A keen eye for fostering innovation in vital digitally enabled markets comes through clearly in the ACCC's draft decision - one that tells Australia's boycotting banks to go jump.
The ACCC has taken the side of Apple to deflect a try-on by Australian banks over NFC, handset access and pricing shenanigans.
It's a famous slap down by the Australian Competition and Consumer Commission of a sector conditioned to pre-program and jointly run any reform of payments practices.
Google versus Apple. Android Pay versus Apple Pay.
Those market pairings and the rivalry among these enabling technologies are the central themes of the ACCC's draft assessment, one that's critical of the Australian banking sector's improbable pantomime over a collective boycott of Apple Pay.
National Australia Bank and Westpac pushed ahead, recently, into negotiations with Apple over their entry into the American giant's ecosystem. The NAB and Westpac talks proceeded unperturbed by their alleged shared wish to take on the American hero of the mobile user experience in an antipodean prize fight.
A ludicrous scenario, but one that has already had a trial run: New Zealand was the focus of the most recent, if inconclusive, talks by NAB's BNZ and Westpac.
Talks with other interested banking counterparties continue: there's a queue at the Apple entry booth.
And the ACCC has every reason to welcome the US interloper's tantalising offer of social reform. It may dive right into informed participation around the reconfiguring - even a re-socialising - of consumer payments.
Apple, for its part, is no doubt looking to divert profits of an oligopoly banking sector. Apple may share the gains with its owners and its loyal Australian customers - but it's not interested in sharing with the Aussie banks.
But the Aussie banks can just cut costs, even cut profits, disrupt the disruptors and join in, if customer retention and continued access is what they really want.
The notion that Australia's largest retail banking operators will shrug their shoulders at the commercial prosperity in reach by ignoring Apple is … unbelievable.
The window for banks in Australia to see sense and play by digital's rules may not be open long, however. Apple could crash right in and take up its own limited Australian banking licence. It would be unwilling to gain a full banking licence, given the tech firm has never been near a bank, other than to deposit its cash profits. But Apple may be able to swing a conditional licence, which would allow it to clip the ticket on a range of payments made though its system, not to mention the spectre of stored value.
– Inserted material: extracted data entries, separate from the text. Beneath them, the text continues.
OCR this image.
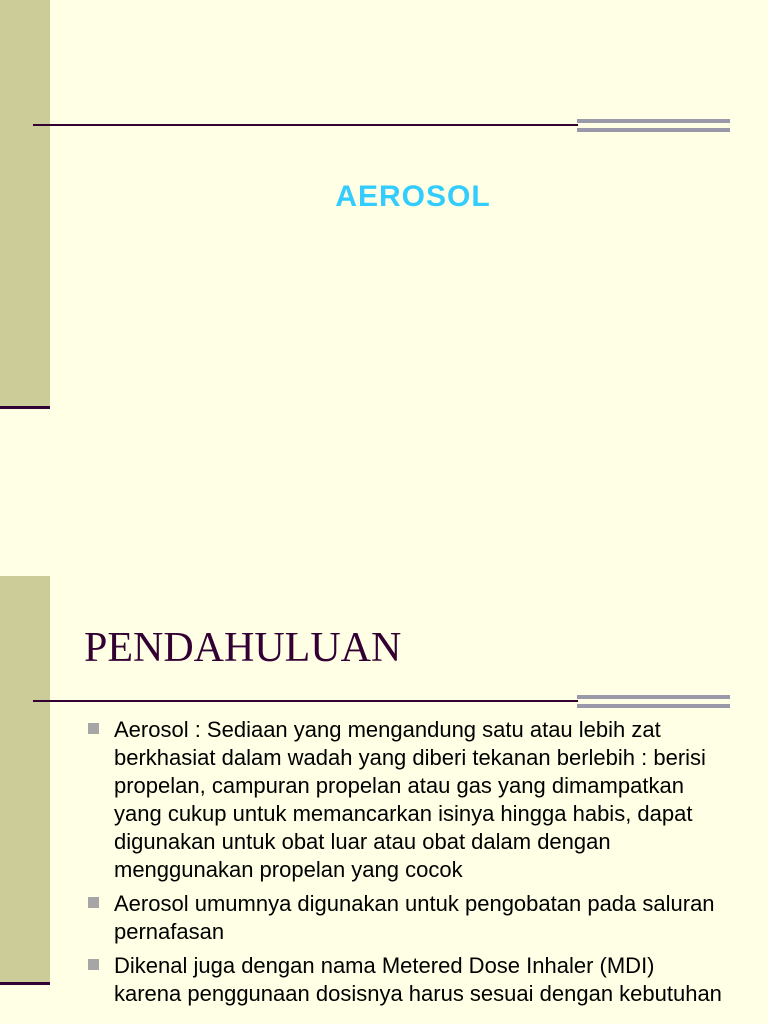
AEROSOL
PENDAHULUAN
Aerosol : Sediaan yang mengandung satu atau lebih zat berkhasiat dalam wadah yang diberi tekanan berlebih : berisi propelan, campuran propelan atau gas yang dimampatkan yang cukup untuk memancarkan isinya hingga habis, dapat digunakan untuk obat luar atau obat dalam dengan menggunakan propelan yang cocok
Aerosol umumnya digunakan untuk pengobatan pada saluran pernafasan
Dikenal juga dengan nama Metered Dose Inhaler (MDI) karena penggunaan dosisnya harus sesuai dengan kebutuhan
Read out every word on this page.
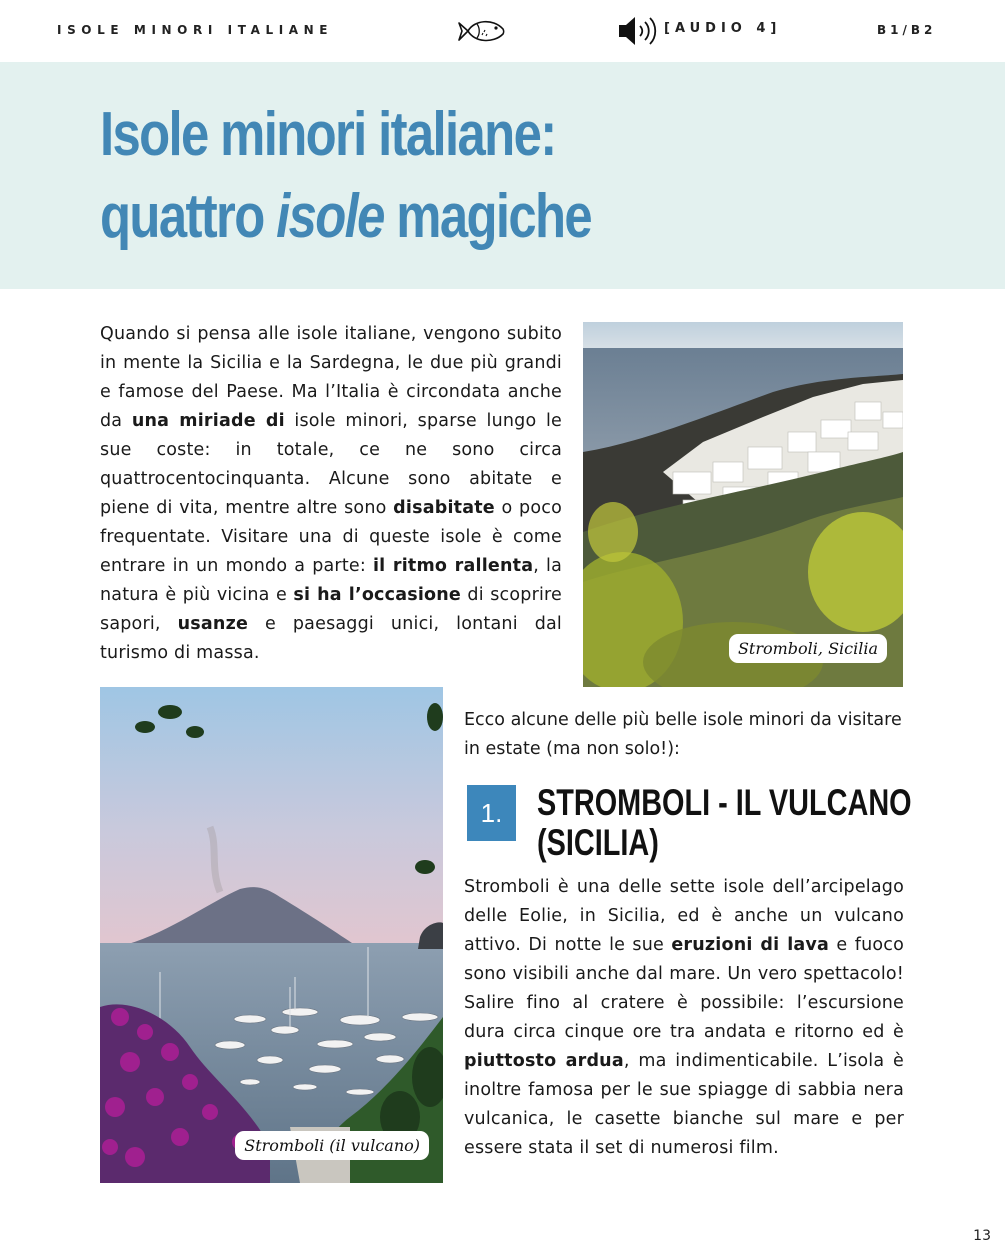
ISOLE MINORI ITALIANE	[AUDIO 4]	B1/B2
Isole minori italiane:
quattro isole magiche

Quando si pensa alle isole italiane, vengono subito in mente la Sicilia e la Sardegna, le due più grandi e famose del Paese. Ma l’Italia è circondata anche da una miriade di isole minori, sparse lungo le sue coste: in totale, ce ne sono circa quattrocentocinquanta. Alcune sono abitate e piene di vita, mentre altre sono disabitate o poco frequentate. Visitare una di queste isole è come entrare in un mondo a parte: il ritmo rallenta, la natura è più vicina e si ha l’occasione di scoprire sapori, usanze e paesaggi unici, lontani dal turismo di massa.	Stromboli, Sicilia
Stromboli (il vulcano)

Ecco alcune delle più belle isole minori da visitare in estate (ma non solo!):

1. STROMBOLI - IL VULCANO
(SICILIA)

Stromboli è una delle sette isole dell’arcipelago delle Eolie, in Sicilia, ed è anche un vulcano attivo. Di notte le sue eruzioni di lava e fuoco sono visibili anche dal mare. Un vero spettacolo! Salire fino al cratere è possibile: l’escursione dura circa cinque ore tra andata e ritorno ed è piuttosto ardua, ma indimenticabile. L’isola è inoltre famosa per le sue spiagge di sabbia nera vulcanica, le casette bianche sul mare e per essere stata il set di numerosi film.

13
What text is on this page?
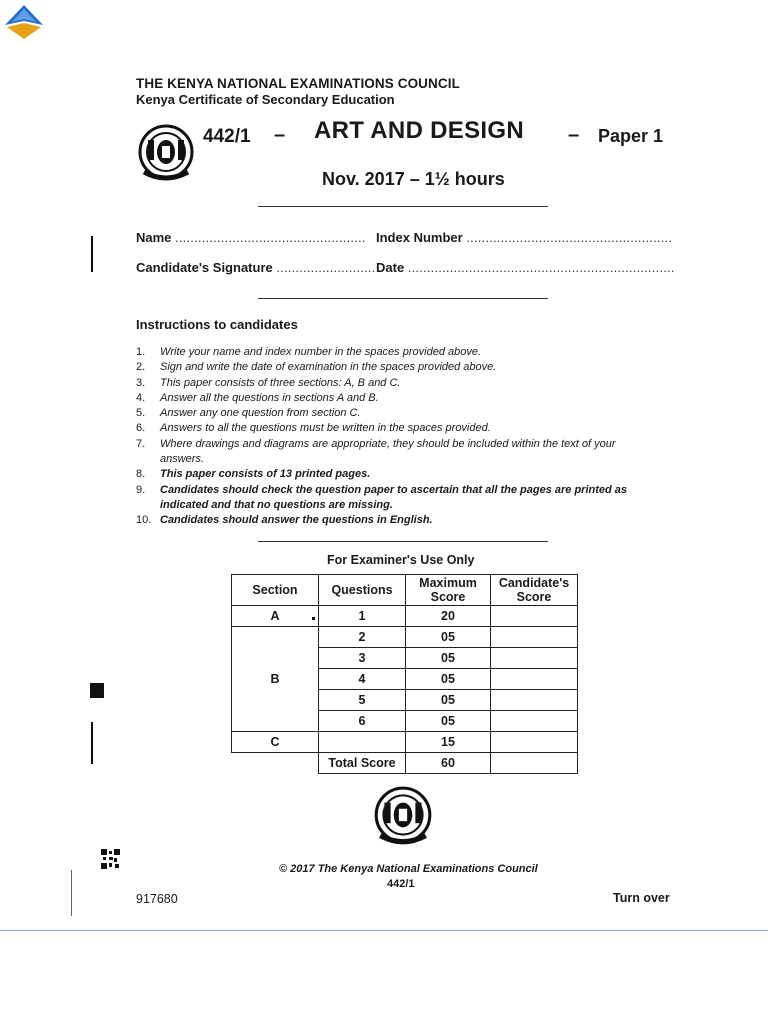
THE KENYA NATIONAL EXAMINATIONS COUNCIL
Kenya Certificate of Secondary Education
442/1 – ART AND DESIGN – Paper 1
Nov. 2017 – 1½ hours
Name .................................................. Index Number ......................................................
Candidate's Signature .......................... Date ......................................................................
Instructions to candidates
1.	Write your name and index number in the spaces provided above.
2.	Sign and write the date of examination in the spaces provided above.
3.	This paper consists of three sections: A, B and C.
4.	Answer all the questions in sections A and B.
5.	Answer any one question from section C.
6.	Answers to all the questions must be written in the spaces provided.
7.	Where drawings and diagrams are appropriate, they should be included within the text of your answers.
8.	This paper consists of 13 printed pages.
9.	Candidates should check the question paper to ascertain that all the pages are printed as indicated and that no questions are missing.
10. Candidates should answer the questions in English.
For Examiner's Use Only
Section	Questions	Maximum Score	Candidate's Score
A	1	20	
B	2	05	
	3	05	
	4	05	
	5	05	
	6	05	
C		15	
	Total Score	60	
© 2017 The Kenya National Examinations Council
442/1
917680	Turn over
Even if small amounts, say $100, were allowed to be housed on millions of iPhones, it would cut a swathe through lazy bank balance sheets.
And then there's the actual fees - although it's not really about the fees. This battle is really being fought for the hearts, minds - and wallets - of the banks' customer and a treasure trove of payments information.
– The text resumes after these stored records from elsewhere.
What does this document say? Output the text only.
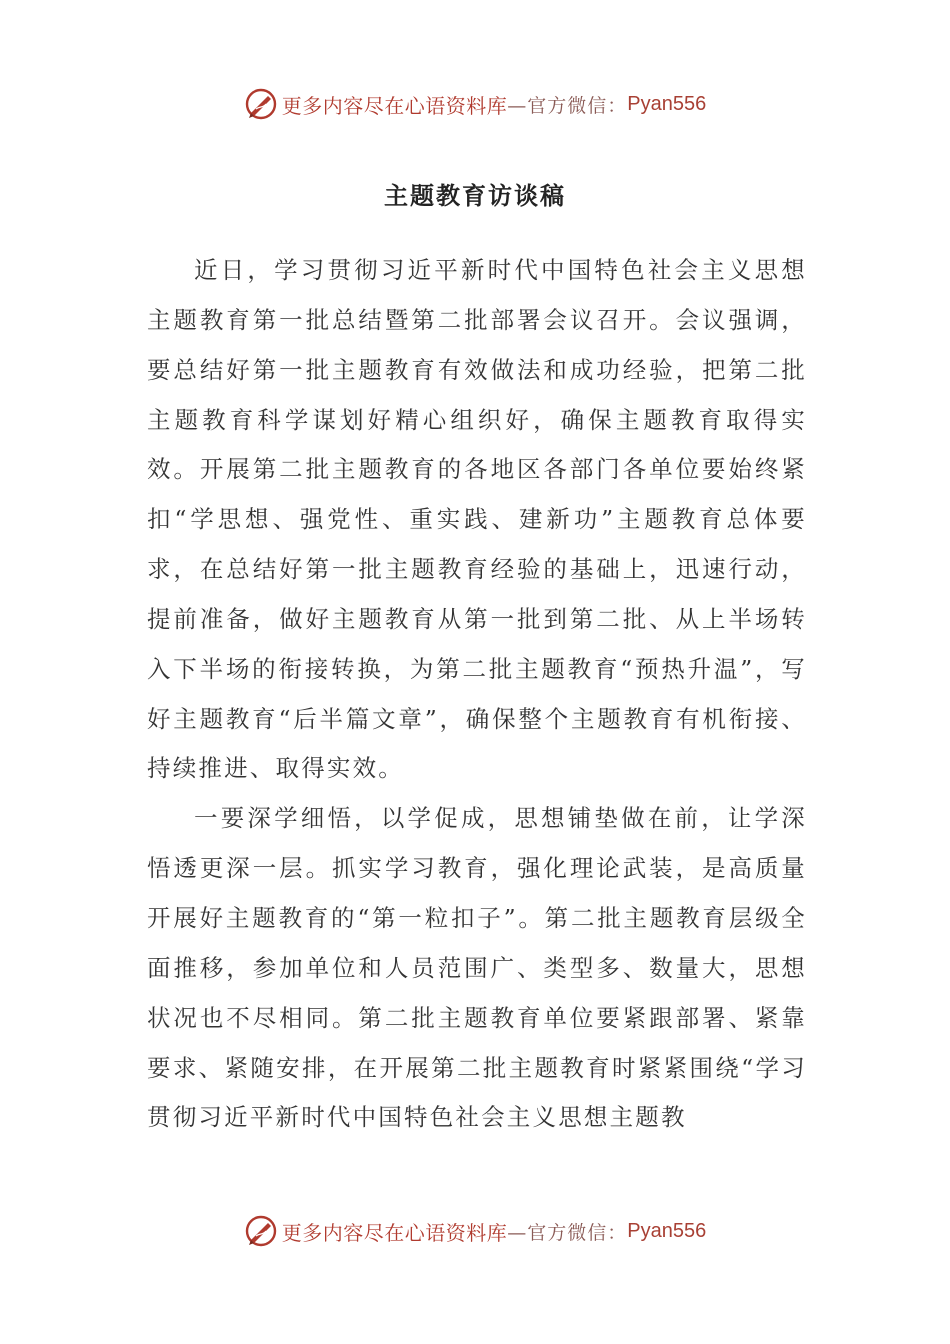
更多内容尽在心语资料库 —官方微信： Pyan556
主题教育访谈稿

近日，学习贯彻习近平新时代中国特色社会主义思想主题教育第一批总结暨第二批部署会议召开。会议强调，要总结好第一批主题教育有效做法和成功经验，把第二批主题教育科学谋划好精心组织好，确保主题教育取得实效。开展第二批主题教育的各地区各部门各单位要始终紧扣“学思想、强党性、重实践、建新功”主题教育总体要求，在总结好第一批主题教育经验的基础上，迅速行动，提前准备，做好主题教育从第一批到第二批、从上半场转入下半场的衔接转换，为第二批主题教育“预热升温”，写好主题教育“后半篇文章”，确保整个主题教育有机衔接、持续推进、取得实效。

一要深学细悟，以学促成，思想铺垫做在前，让学深悟透更深一层。抓实学习教育，强化理论武装，是高质量开展好主题教育的“第一粒扣子”。第二批主题教育层级全面推移，参加单位和人员范围广、类型多、数量大，思想状况也不尽相同。第二批主题教育单位要紧跟部署、紧靠要求、紧随安排，在开展第二批主题教育时紧紧围绕“学习贯彻习近平新时代中国特色社会主义思想主题教

更多内容尽在心语资料库 —官方微信： Pyan556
The irrepressible Michael Harte, towards the end of his tenure as CBA's chief information officer, believed the bank's customer payments data was more valuable than the transaction fees.
And that is where the tension lies: the fight over who owns the customer, as the loser may well be condemned to creeping but permanent irrelevance.
The applicants - our biggest banks - are not done for yet, not by a long stretch. They will be responding to the ACCC's draft determination with additional supporting arguments for authorisation, looking to convince not just the competition regulator, but a sceptical political class (and the banks' own customers) that they are the champions of true competition for digital wallets and mobile payments in Australia.